I nodded, and Bill stood up. “Okay, I’ll get it started. Keep the drones well outside the Others’ detection range. No sense in letting them know we’ve seen them. And forward me the update as soon as you have it.” With that, he disappeared.
*
As it turned out, we didn’t get as far as the moot. The readings resolved into individual signals in less than an hour. I guess we’d all forgotten just how big the Others’ ships were. Fifty smaller objects, which were probably death asteroids, and one hundred larger objects, cargo carriers, most likely filled with fighter units of one kind or another.
I sent a text off to Bill, and received a response immediately.
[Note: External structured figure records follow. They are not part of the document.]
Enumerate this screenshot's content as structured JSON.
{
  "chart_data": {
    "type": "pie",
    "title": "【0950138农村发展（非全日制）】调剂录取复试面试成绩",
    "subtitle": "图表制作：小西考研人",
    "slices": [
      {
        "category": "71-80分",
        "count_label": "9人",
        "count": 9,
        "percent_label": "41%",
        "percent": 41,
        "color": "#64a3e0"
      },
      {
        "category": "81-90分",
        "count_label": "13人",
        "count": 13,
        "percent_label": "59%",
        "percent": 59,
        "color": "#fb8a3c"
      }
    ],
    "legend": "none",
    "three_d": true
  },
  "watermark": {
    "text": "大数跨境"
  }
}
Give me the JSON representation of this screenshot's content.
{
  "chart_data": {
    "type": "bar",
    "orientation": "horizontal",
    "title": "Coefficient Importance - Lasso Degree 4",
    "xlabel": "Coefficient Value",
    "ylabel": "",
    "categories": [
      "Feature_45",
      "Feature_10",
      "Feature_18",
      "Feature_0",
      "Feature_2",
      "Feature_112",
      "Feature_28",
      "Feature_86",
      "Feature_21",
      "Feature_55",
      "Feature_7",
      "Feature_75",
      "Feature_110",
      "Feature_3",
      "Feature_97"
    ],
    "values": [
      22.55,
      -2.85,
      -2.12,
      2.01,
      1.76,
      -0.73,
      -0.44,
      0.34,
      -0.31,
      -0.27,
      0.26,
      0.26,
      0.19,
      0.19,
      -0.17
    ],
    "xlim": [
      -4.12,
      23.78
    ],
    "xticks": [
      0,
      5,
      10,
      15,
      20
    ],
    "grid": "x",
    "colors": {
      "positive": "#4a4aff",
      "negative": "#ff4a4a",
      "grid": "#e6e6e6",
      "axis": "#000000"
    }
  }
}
Organizing something.
Ten milliseconds later, Bill, Oliver, Jacques, Garfield, Thor, and Claude popped into my VR. I noted the complaint from Guppy as the VR memory usage ballooned, and turned off Spike and Jeeves to compensate.
“Well, that sucks,” Bill said as he looked at the display wall I’d put up. “I think they’ve probably sent everything they have at us.”
“Except the Delta Pavonis expedition, which arrived back at GL 877 well after this bunch likely launched.” Jacques looked around at us, his arms crossed. None of us were fans of the Others, of course, but Jacques seemed to have internalized a really visceral hate. Couldn’t blame him, really. I had a similar attitude toward the memory of VEHEMENT.
“Thor, you have an analysis of the cargo carriers’ probable contents?”
Thor nodded an acknowledgement to Bill. “Sure, but you have to remember, at Delta Pavonis the Others were provisioned for the possibility of a local planetary defense. This time, they’ll be provisioned for the virtual certainty of a defensive force that’s space-based, has had decades to prepare, and knows what the Others bring to the table. They’ll have loaded everything they can.”
“Everything they had ready, you mean,” Claude replied. “The timing of the drone destruction back at GL 877 limits how long they could have taken to prepare.”
Garfield shook his head. “Sure, but they could have just loaded a bunch of raw material into the carriers, and built stuff during the trip. It’s not like they have a shortage of resources.”